What some defendants might not realize, she says, is that they will be charged for court costs regardless of how they’ve resolved their case. Failure to pay them results in a suspended driver’s license, and in fairly short order, many in that situation will find themselves right back in Courtroom 1A again. The clerk’s office, Deaner notes, has begun an effort to better inform the public on that front, but that’s a recent development. And there are other potential legal landmines. Although a guilty plea to a drug charge may bring swift resolution to a day in court, a conviction can affect one’s ability to get a job or housing in the future.
Until recently, Deaner’s office staffed the citation docket with a particular focus on defendants for whom English was a second language, if they spoke it at all. But understaffed and overworked, the Metro Public Defender’s office has had to limit the cases it takes on. As a result, it rarely represents clients here anymore. Deaner does not shy away from the fact that the change may have negative consequences, but describes it as the least bad option.

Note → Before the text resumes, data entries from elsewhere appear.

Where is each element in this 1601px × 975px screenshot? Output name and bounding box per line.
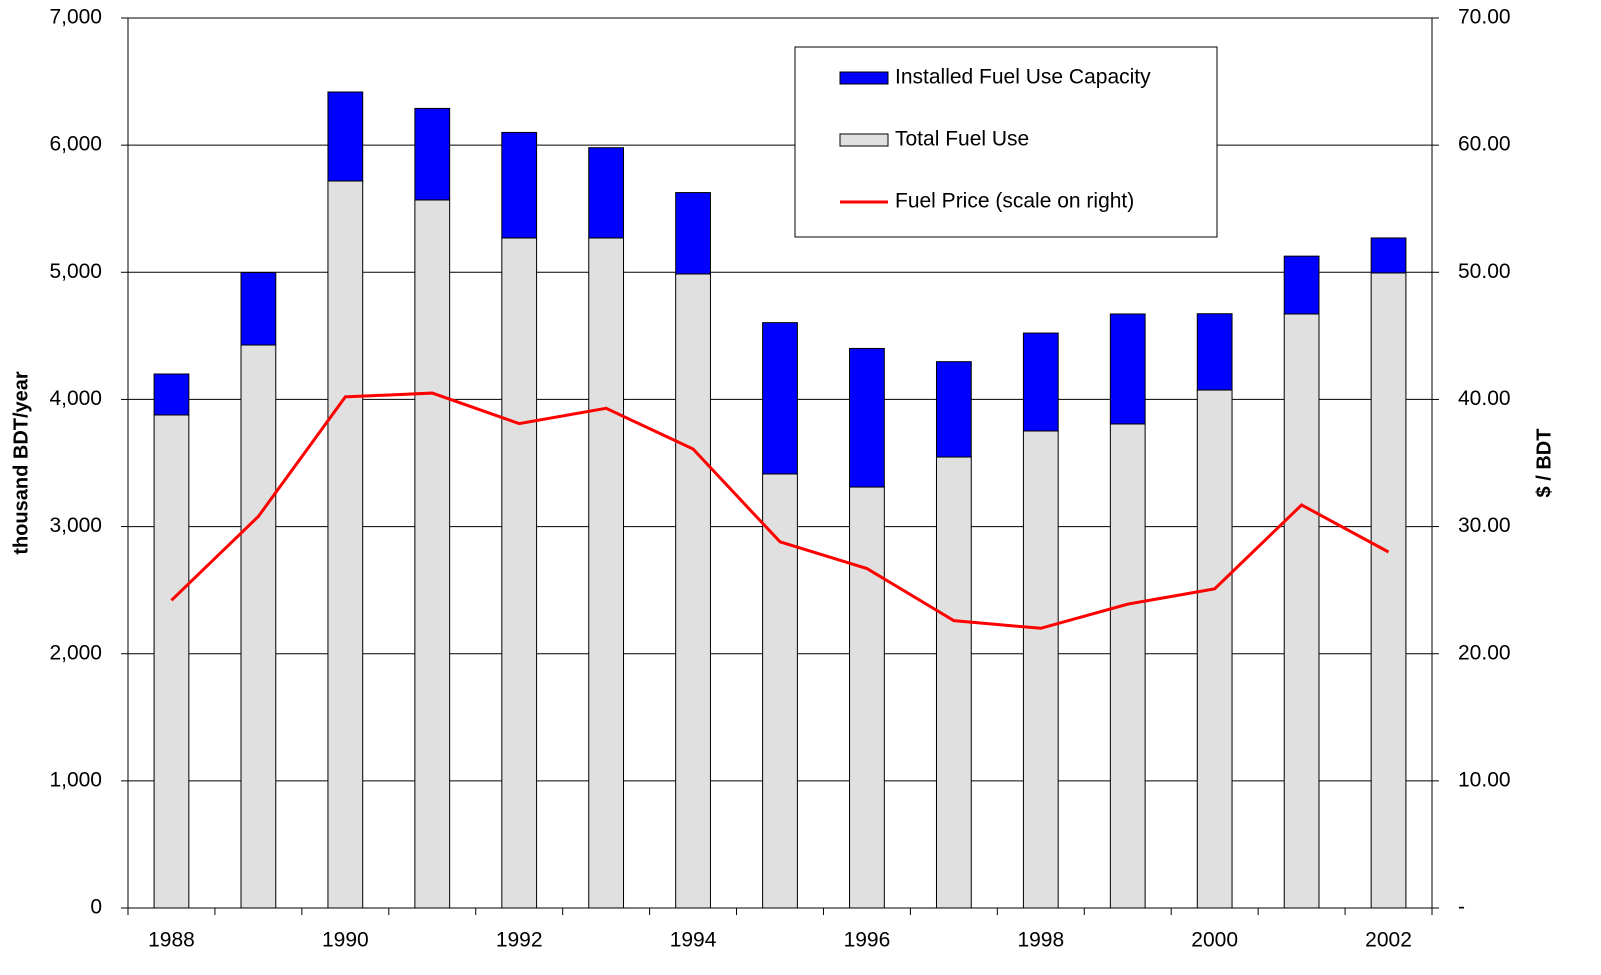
x-tick-label: 1998 (1017, 929, 1064, 952)
y2-tick-label: 40.00 (1458, 387, 1511, 410)
x-tick-label: 2000 (1191, 929, 1238, 952)
bar-segment (1283, 255, 1320, 315)
y2-tick-label: 30.00 (1458, 514, 1511, 537)
x-tick-label: 2002 (1365, 929, 1412, 952)
y-tick-label: 0 (90, 896, 102, 919)
bar-segment (935, 361, 972, 458)
y2-tick-label: 50.00 (1458, 260, 1511, 283)
x-tick-label: 1996 (844, 929, 891, 952)
bar-segment (762, 473, 798, 909)
bar-segment (153, 373, 190, 416)
y2-tick-label: 60.00 (1458, 133, 1511, 156)
bar-segment (1109, 423, 1146, 909)
bar-segment (1109, 313, 1146, 425)
x-tick-label: 1990 (322, 929, 369, 952)
bar-segment (675, 273, 711, 909)
price-line (170, 391, 1390, 630)
bar-segment (414, 107, 451, 201)
legend-swatch (839, 133, 889, 147)
y-tick-label: 4,000 (49, 387, 102, 410)
y2-tick-label: - (1458, 896, 1465, 919)
y2-axis-label: $ / BDT (1533, 429, 1555, 498)
x-tick-label: 1994 (670, 929, 717, 952)
bar-segment (849, 486, 885, 909)
bar-segment (240, 272, 277, 346)
legend-label: Installed Fuel Use Capacity (895, 66, 1151, 89)
y-tick-label: 3,000 (49, 514, 102, 537)
y-tick-label: 5,000 (49, 260, 102, 283)
bar-segment (1370, 237, 1407, 274)
bar-segment (327, 180, 364, 909)
bar-segment (762, 322, 798, 475)
y-axis-label: thousand BDT/year (10, 371, 32, 555)
bar-segment (240, 344, 277, 909)
legend-swatch (839, 71, 889, 85)
legend-label: Fuel Price (scale on right) (895, 190, 1134, 213)
legend-label: Total Fuel Use (895, 128, 1029, 151)
bar-segment (153, 414, 190, 909)
bar-segment (1283, 313, 1320, 909)
bar-segment (675, 192, 711, 275)
bar-segment (501, 131, 538, 239)
y2-tick-label: 20.00 (1458, 641, 1511, 664)
bar-segment (501, 237, 538, 909)
y2-tick-label: 70.00 (1458, 6, 1511, 29)
bar-segment (1196, 313, 1233, 391)
bar-segment (327, 91, 364, 182)
bar-segment (1022, 332, 1059, 432)
y-tick-label: 6,000 (49, 133, 102, 156)
bar-segment (849, 347, 885, 488)
y-tick-label: 7,000 (49, 6, 102, 29)
x-tick-label: 1988 (148, 929, 195, 952)
bar-segment (1196, 389, 1233, 909)
y2-tick-label: 10.00 (1458, 768, 1511, 791)
bar-segment (588, 147, 625, 239)
y-tick-label: 1,000 (49, 768, 102, 791)
x-tick-label: 1992 (496, 929, 543, 952)
bar-segment (935, 456, 972, 909)
y-tick-label: 2,000 (49, 641, 102, 664)
bar-segment (1022, 430, 1059, 909)
bar-segment (414, 199, 451, 909)
bar-segment (1370, 272, 1407, 909)
bar-segment (588, 237, 625, 909)
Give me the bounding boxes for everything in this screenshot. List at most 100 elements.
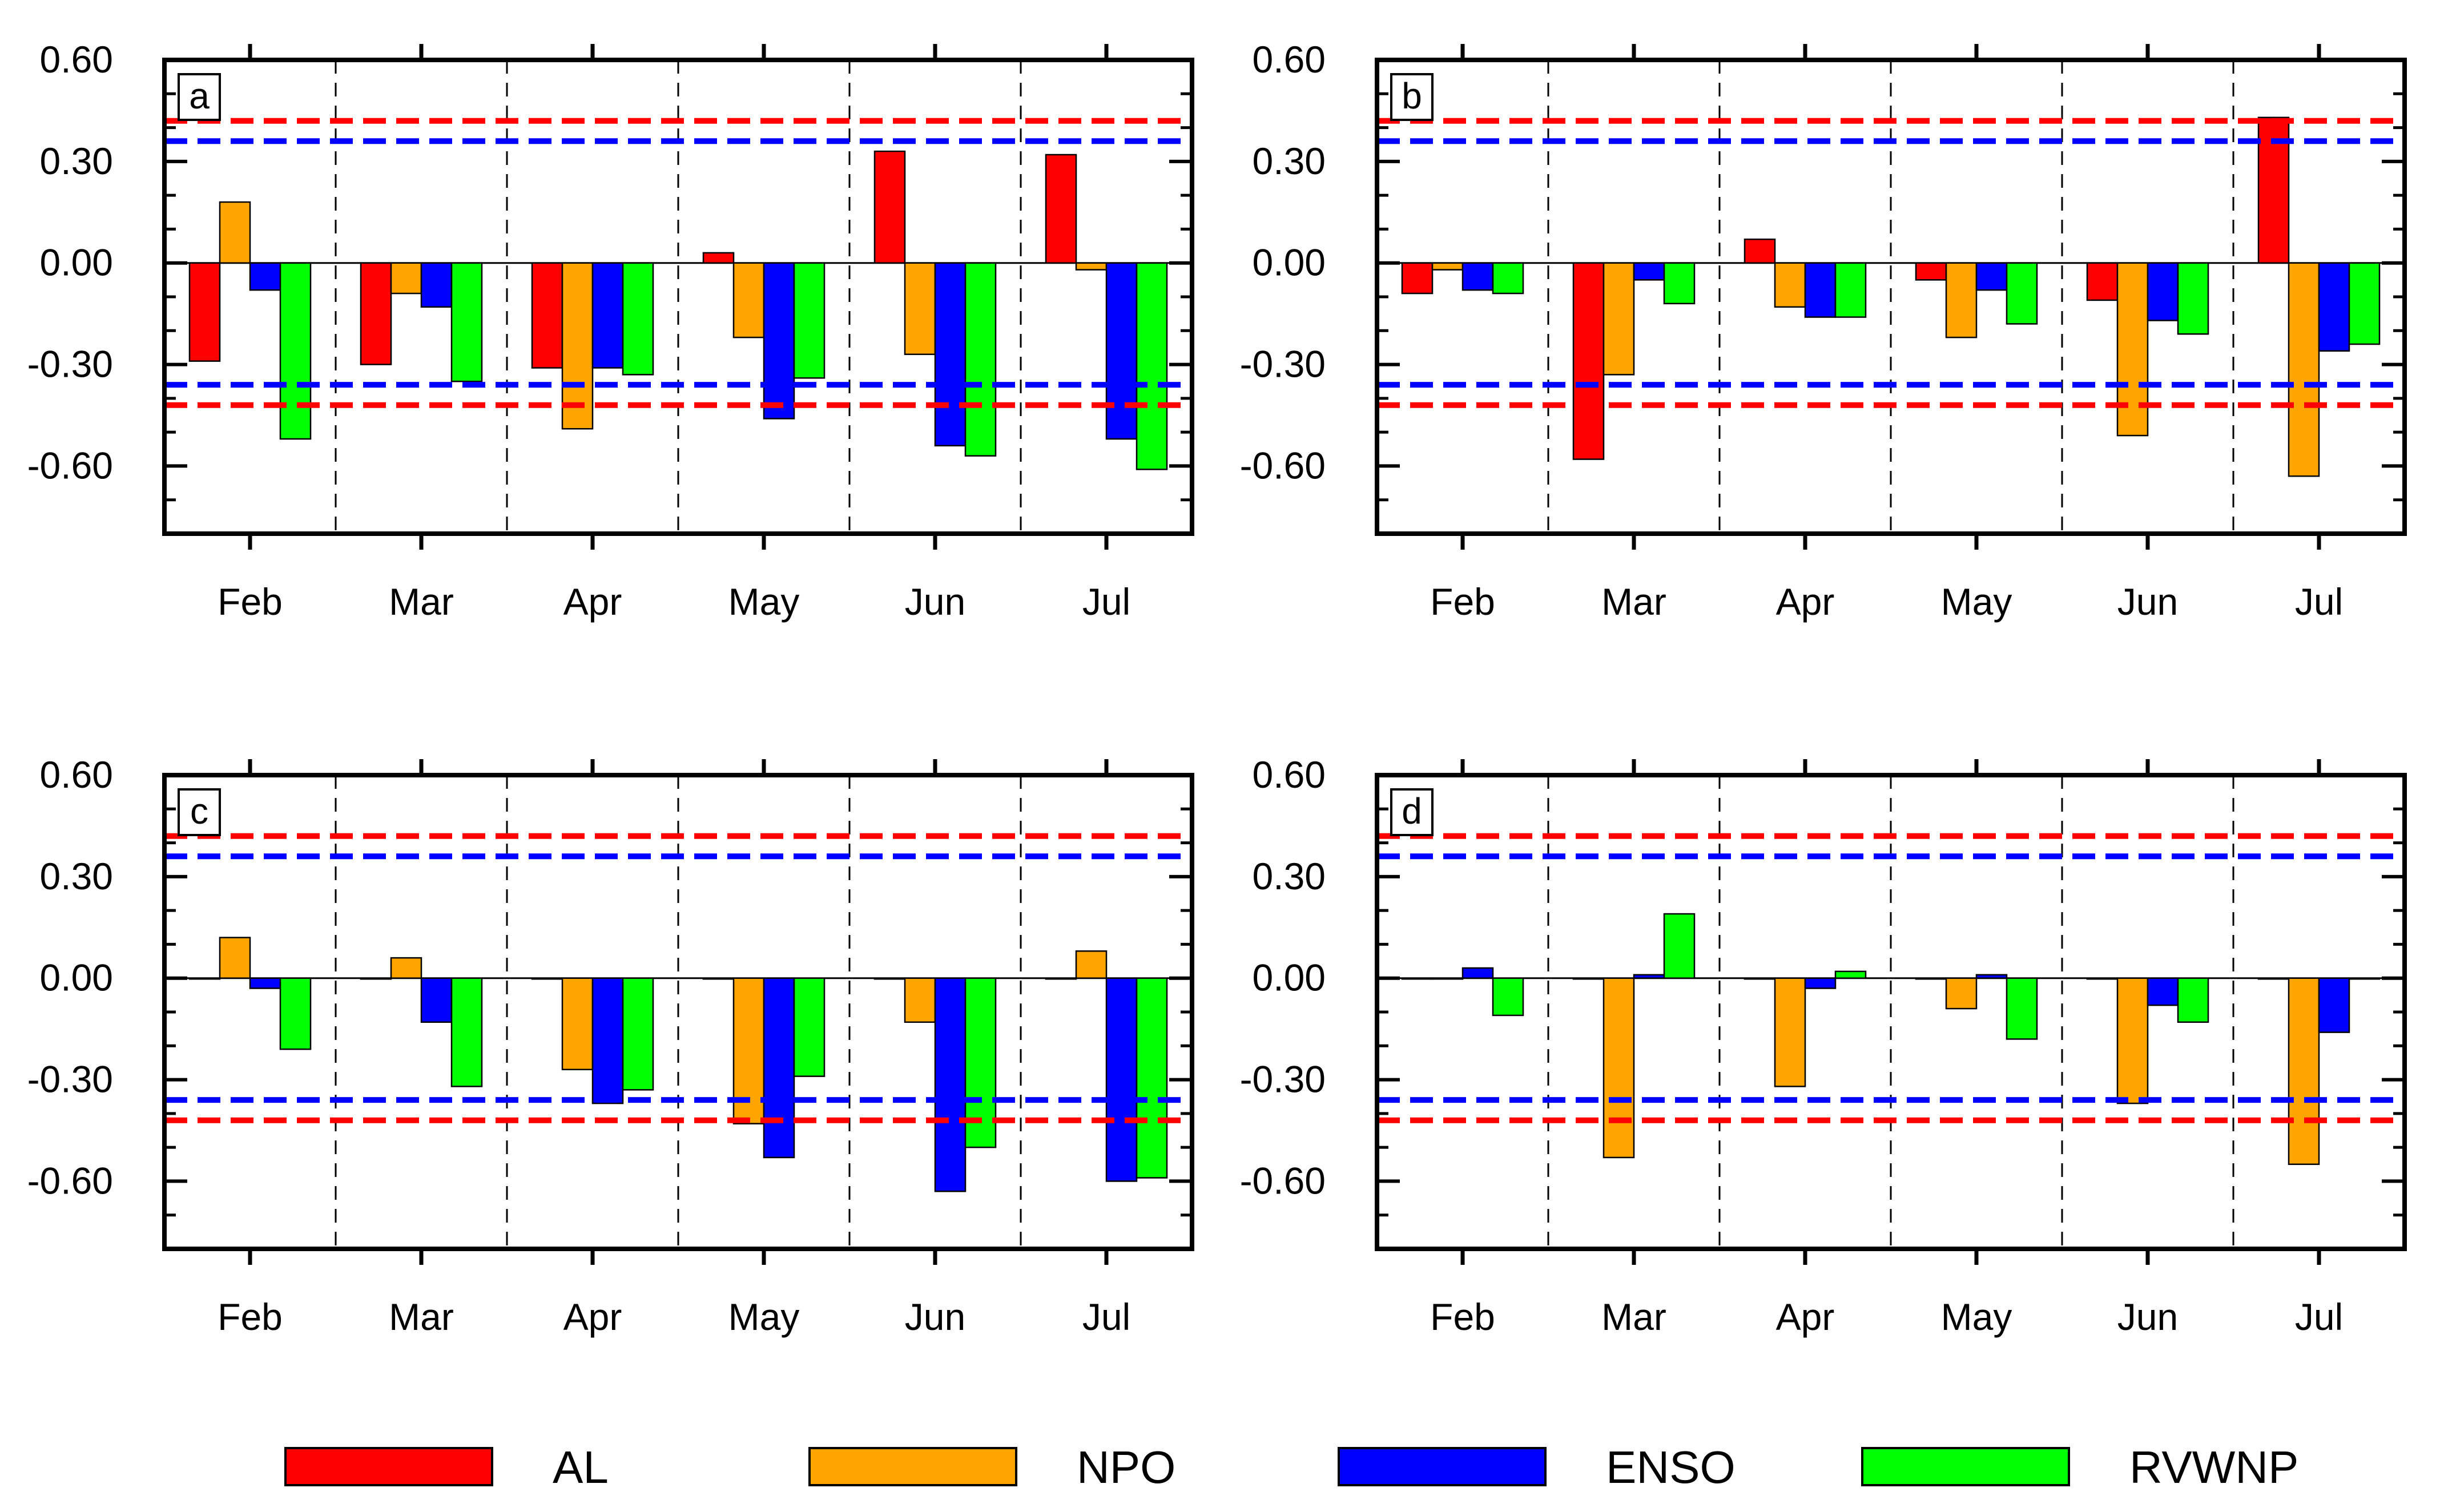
bar-npo-jul bbox=[1075, 950, 1108, 979]
bar-al-jun bbox=[2086, 262, 2119, 301]
bar-npo-jun bbox=[904, 977, 936, 1023]
y-tick-label: 0.00 bbox=[40, 957, 113, 999]
month-label: Jul bbox=[2295, 580, 2343, 623]
y-tick-label: 0.60 bbox=[40, 753, 113, 796]
month-label: May bbox=[1941, 1296, 2012, 1338]
bar-enso-feb bbox=[1461, 262, 1494, 291]
bar-rvwnp-jul bbox=[2348, 262, 2381, 345]
panel-c: 0.60 0.30 0.00 -0.30 -0.60 Feb Mar Apr May Jun Jul… bbox=[27, 753, 1194, 1338]
bar-al-jun bbox=[873, 150, 906, 264]
bar-rvwnp-jun bbox=[964, 262, 997, 457]
bar-rvwnp-mar bbox=[1663, 262, 1696, 305]
bar-rvwnp-jul bbox=[2348, 977, 2381, 980]
bar-al-jul bbox=[1045, 154, 1077, 264]
y-tick-label: 0.30 bbox=[1253, 855, 1326, 897]
bar-enso-feb bbox=[249, 977, 281, 989]
y-tick-label: -0.30 bbox=[1240, 343, 1326, 385]
bar-rvwnp-apr bbox=[1834, 970, 1867, 979]
panel-a: 0.60 0.30 0.00 -0.30 -0.60 Feb Mar Apr May Jun Jul… bbox=[27, 38, 1194, 623]
bar-al-may bbox=[1915, 977, 1947, 980]
bar-enso-mar bbox=[420, 977, 453, 1023]
bar-rvwnp-mar bbox=[450, 262, 483, 382]
y-tick-label: -0.30 bbox=[1240, 1058, 1326, 1100]
bar-npo-mar bbox=[390, 262, 422, 295]
month-label: Feb bbox=[218, 580, 283, 623]
y-tick-label: 0.00 bbox=[1253, 957, 1326, 999]
panel-d: 0.60 0.30 0.00 -0.30 -0.60 Feb Mar Apr May Jun Jul… bbox=[1240, 753, 2407, 1338]
month-label: Jun bbox=[905, 1296, 965, 1338]
bar-al-may bbox=[702, 252, 735, 264]
y-tick-label: 0.30 bbox=[1253, 140, 1326, 182]
panel-letter: d bbox=[1402, 791, 1422, 832]
bar-enso-jun bbox=[934, 262, 967, 447]
bar-npo-may bbox=[1945, 262, 1978, 338]
bar-rvwnp-mar bbox=[450, 977, 483, 1087]
bar-npo-jul bbox=[2288, 977, 2320, 1166]
bar-npo-apr bbox=[561, 262, 594, 430]
y-tick-label: 0.00 bbox=[40, 241, 113, 284]
month-label: Apr bbox=[563, 580, 622, 623]
bar-enso-apr bbox=[1804, 977, 1837, 989]
bar-rvwnp-jul bbox=[1136, 977, 1168, 1179]
bar-enso-jul bbox=[2318, 977, 2350, 1033]
bar-al-jun bbox=[2086, 977, 2119, 980]
legend-label-enso: ENSO bbox=[1606, 1442, 1736, 1493]
bar-enso-apr bbox=[591, 262, 624, 369]
month-label: Jul bbox=[1082, 1296, 1130, 1338]
legend: AL NPO ENSO RVWNP bbox=[284, 1442, 2298, 1493]
bar-npo-feb bbox=[1431, 977, 1464, 980]
bar-enso-mar bbox=[1633, 262, 1665, 281]
bar-enso-apr bbox=[1804, 262, 1837, 318]
bar-rvwnp-feb bbox=[279, 262, 312, 440]
panel-letter: c bbox=[190, 791, 208, 832]
bar-rvwnp-jun bbox=[2177, 262, 2209, 335]
bar-rvwnp-may bbox=[793, 262, 826, 379]
month-label: May bbox=[728, 1296, 800, 1338]
panels: 0.60 0.30 0.00 -0.30 -0.60 Feb Mar Apr May Jun Jul… bbox=[27, 38, 2407, 1338]
bar-enso-jun bbox=[2147, 262, 2179, 321]
bar-enso-mar bbox=[420, 262, 453, 308]
month-label: May bbox=[1941, 580, 2012, 623]
legend-label-npo: NPO bbox=[1077, 1442, 1175, 1493]
y-tick-label: 0.60 bbox=[40, 38, 113, 80]
bar-al-mar bbox=[360, 977, 392, 980]
y-tick-label: 0.30 bbox=[40, 140, 113, 182]
bar-al-jun bbox=[873, 977, 906, 980]
month-label: Apr bbox=[563, 1296, 622, 1338]
bar-npo-feb bbox=[219, 937, 251, 979]
bar-enso-feb bbox=[249, 262, 281, 291]
bar-npo-apr bbox=[1774, 262, 1806, 308]
month-label: Apr bbox=[1776, 580, 1835, 623]
month-label: Mar bbox=[389, 1296, 454, 1338]
bar-enso-jul bbox=[1105, 262, 1138, 440]
bar-npo-jul bbox=[2288, 262, 2320, 477]
y-tick-label: 0.00 bbox=[1253, 241, 1326, 284]
legend-swatch-al bbox=[284, 1447, 493, 1486]
bar-rvwnp-feb bbox=[1492, 262, 1524, 295]
y-tick-label: -0.60 bbox=[1240, 1159, 1326, 1201]
bar-rvwnp-feb bbox=[1492, 977, 1524, 1017]
bar-npo-jul bbox=[1075, 262, 1108, 271]
bar-npo-apr bbox=[561, 977, 594, 1071]
month-label: Mar bbox=[1601, 1296, 1666, 1338]
bar-npo-jun bbox=[2116, 262, 2149, 437]
month-label: May bbox=[728, 580, 800, 623]
bar-al-may bbox=[1915, 262, 1947, 281]
bar-rvwnp-may bbox=[2006, 262, 2038, 325]
bar-npo-may bbox=[1945, 977, 1978, 1010]
bar-enso-mar bbox=[1633, 974, 1665, 979]
y-tick-label: -0.60 bbox=[27, 1159, 113, 1201]
month-label: Mar bbox=[389, 580, 454, 623]
panel-letter-box bbox=[1390, 788, 1434, 836]
y-tick-label: 0.60 bbox=[1253, 38, 1326, 80]
month-label: Feb bbox=[1430, 580, 1495, 623]
bar-al-feb bbox=[188, 262, 221, 362]
bar-rvwnp-may bbox=[793, 977, 826, 1077]
y-tick-label: 0.30 bbox=[40, 855, 113, 897]
month-label: Feb bbox=[1430, 1296, 1495, 1338]
panel-letter-box bbox=[178, 788, 221, 836]
panel-b: 0.60 0.30 0.00 -0.30 -0.60 Feb Mar Apr May Jun Jul… bbox=[1240, 38, 2407, 623]
bar-enso-may bbox=[763, 977, 795, 1159]
bar-rvwnp-apr bbox=[1834, 262, 1867, 318]
bar-npo-feb bbox=[1431, 262, 1464, 271]
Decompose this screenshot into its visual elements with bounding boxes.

A defense attorney through and through, she feels alarm any time a person has to face the system without a lawyer. But her view of the citation docket in general is not purely negative. For one thing, the docket itself was created as a reform that aimed to reduce high failure-to-appear rates among defendants by centralizing the process and eliminating what used to be a long gap between booking and an initial court date. On that front, she explains, the docket has been a success. Moreover, she says, citations are a good alternative to arrest and incarceration, and the number of defendants who proceed without an attorney is, in some ways, evidence of the fact that they aren’t having the book thrown at them.
“If there was more aggressive prosecution, perhaps more individuals would be seeking lawyers, but we have a progressive DA who sees the value in providing solutions rather than simply prosecution,” Deaner says, referring to District Attorney Glenn Funk, who has worked with Deaner on some diversion programs — including one aimed at driver’s license violations. Still, the use of special arrangements, such as the “under advisement” pleas, gives her pause.
“It works well when it works well,” she says. “When something doesn’t quite go as planned, then it can be disastrous.”
Funk doesn’t disagree, and he tells the Scene that prosecutors from his office will soon have another option. They’ll be offering a deal that maintains the benefits of the under-advisement plea while reducing the potential disaster that Deaner describes. Under these new deals, known as an “agreed continuance,” defendants will be given a chance to take a court-ordered class or fulfill some other requirement, but without pleading guilty or potentially triggering an automatic jail sentence — it’s a solution that is more carrot than stick. If they fail to take the agreed-upon steps, the DA’s office will decide at that point whether and how to proceed with the prosecution. The defendants will still be held accountable, but if some innocent circumstances prevent them from holding up their end of the deal, a legal hammer won’t drop on them immediately.
Even so, that deal won’t apply to everyone. And in any case, thousands upon thousands of defendants will waive their right to an attorney and walk alone down a path that can easily become a complicated and costly maze. Deaner says she’d like to see judges and prosecutors do more to ensure people don’t make that choice lightly.
Back in the full courtroom, on another morning last week, one woman turns around and asks another a question, gesturing to the woman working through files at the front of the room.
“Is that the DA?” she says.
The second woman shakes her head in response: “I have no earthly idea.”